Karklos ir’Ilsir became an overnight sensation in Sharn when the production of his play Throne of Angels opened to rave reviews. His plays continued to astound audiences and draw standing-room-only crowds for two years following. Theater fanatics waited with bated breath for the release of each play and worshiped the playwright as if he were the son of the god Olladra herself.
The worship bolstered Karklos’s urge to do more than just satisfy his audiences, driving him to challenge them instead. By his third year as Sharn’s favorite playwright, his work took on a decidedly political tone. At first, King Boranel ir’Wynarn and the Brelish court turned a blind eye to treasonous underpinnings in his work, in recognition of the playwright’s obvious brilliance. However, when Who Mourns? opened at the Sharn Opera House and riots broke out in the streets, King Boranel exiled Karklos.

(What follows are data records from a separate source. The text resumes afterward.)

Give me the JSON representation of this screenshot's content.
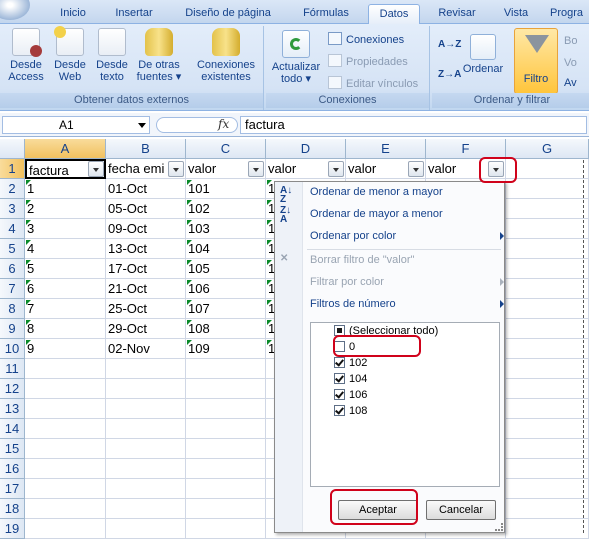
{
  "tabs": [
    "Inicio",
    "Insertar",
    "Diseño de página",
    "Fórmulas",
    "Datos",
    "Revisar",
    "Vista",
    "Progra"
  ],
  "active_tab": "Datos",
  "ribbon": {
    "group_external": {
      "label": "Obtener datos externos",
      "buttons": [
        "Desde Access",
        "Desde Web",
        "Desde texto",
        "De otras fuentes ▾"
      ],
      "existing": "Conexiones existentes"
    },
    "group_connections": {
      "label": "Conexiones",
      "refresh": "Actualizar todo ▾",
      "items": [
        "Conexiones",
        "Propiedades",
        "Editar vínculos"
      ]
    },
    "group_sort": {
      "label": "Ordenar y filtrar",
      "sort_az": "A→Z",
      "sort_za": "Z→A",
      "sort": "Ordenar",
      "filter": "Filtro",
      "side": [
        "Bo",
        "Vo",
        "Av"
      ]
    }
  },
  "formula_bar": {
    "cell_ref": "A1",
    "fx": "fx",
    "value": "factura"
  },
  "columns": [
    "A",
    "B",
    "C",
    "D",
    "E",
    "F",
    "G"
  ],
  "rows": [
    "1",
    "2",
    "3",
    "4",
    "5",
    "6",
    "7",
    "8",
    "9",
    "10",
    "11",
    "12",
    "13",
    "14",
    "15",
    "16",
    "17",
    "18",
    "19"
  ],
  "headers": [
    "factura",
    "fecha emi",
    "valor",
    "valor",
    "valor",
    "valor"
  ],
  "data": [
    [
      "1",
      "01-Oct",
      "101",
      "1"
    ],
    [
      "2",
      "05-Oct",
      "102",
      "1"
    ],
    [
      "3",
      "09-Oct",
      "103",
      "1"
    ],
    [
      "4",
      "13-Oct",
      "104",
      "1"
    ],
    [
      "5",
      "17-Oct",
      "105",
      "1"
    ],
    [
      "6",
      "21-Oct",
      "106",
      "1"
    ],
    [
      "7",
      "25-Oct",
      "107",
      "1"
    ],
    [
      "8",
      "29-Oct",
      "108",
      "1"
    ],
    [
      "9",
      "02-Nov",
      "109",
      "1"
    ]
  ],
  "filter_menu": {
    "sort_asc": "Ordenar de menor a mayor",
    "sort_desc": "Ordenar de mayor a menor",
    "sort_color": "Ordenar por color",
    "clear_filter": "Borrar filtro de \"valor\"",
    "filter_color": "Filtrar por color",
    "number_filters": "Filtros de número",
    "list": [
      {
        "label": "(Seleccionar todo)",
        "state": "partial"
      },
      {
        "label": "0",
        "state": "off"
      },
      {
        "label": "102",
        "state": "on"
      },
      {
        "label": "104",
        "state": "on"
      },
      {
        "label": "106",
        "state": "on"
      },
      {
        "label": "108",
        "state": "on"
      }
    ],
    "ok": "Aceptar",
    "cancel": "Cancelar"
  },
  "colors": {
    "highlight": "#d0021b",
    "accent": "#ffc53c"
  }
}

Karklos found a new home in Aundair under the patronage of Queen Aurala ir’Wynarn. However, when his play Wine, Magic, and Moonlight opened with descriptions of the debauchery of “Queen Arielana’s” exiled son “Jurianos,” Karklos found himself on the run again. The playwright eventually stumbled onto the docks of Stormreach.
No one patronizes his work now, and he toils in a cramped room in Respite, not far from the Drowning Sorrows Tavern. His plays see production on occasion but rarely draw a crowd.
In the past few months, a mysterious woman named Sarquala has taken an interest in Karklos. Her blazing red hair, cool emerald eyes, and elegance immediately captured his heart, and the two are nigh inseparable now. Sarquala whispers in the playwright’s ear as he works. As a result, he has written obscure plays about the wrongful imprisonment of a pantheon of immortal kings and their glorious return. Perhaps this is a harmless fancy of hers. Or perhaps she is an agent of the Lords of Dust or a devotee of the Dragon Below, and she is tailoring his works to glorify her fallen masters. Unfettered by mortal conceptions of time, rakshasa and illithid have both foreseen that Karklos’s works will someday be the most performed plays in human history.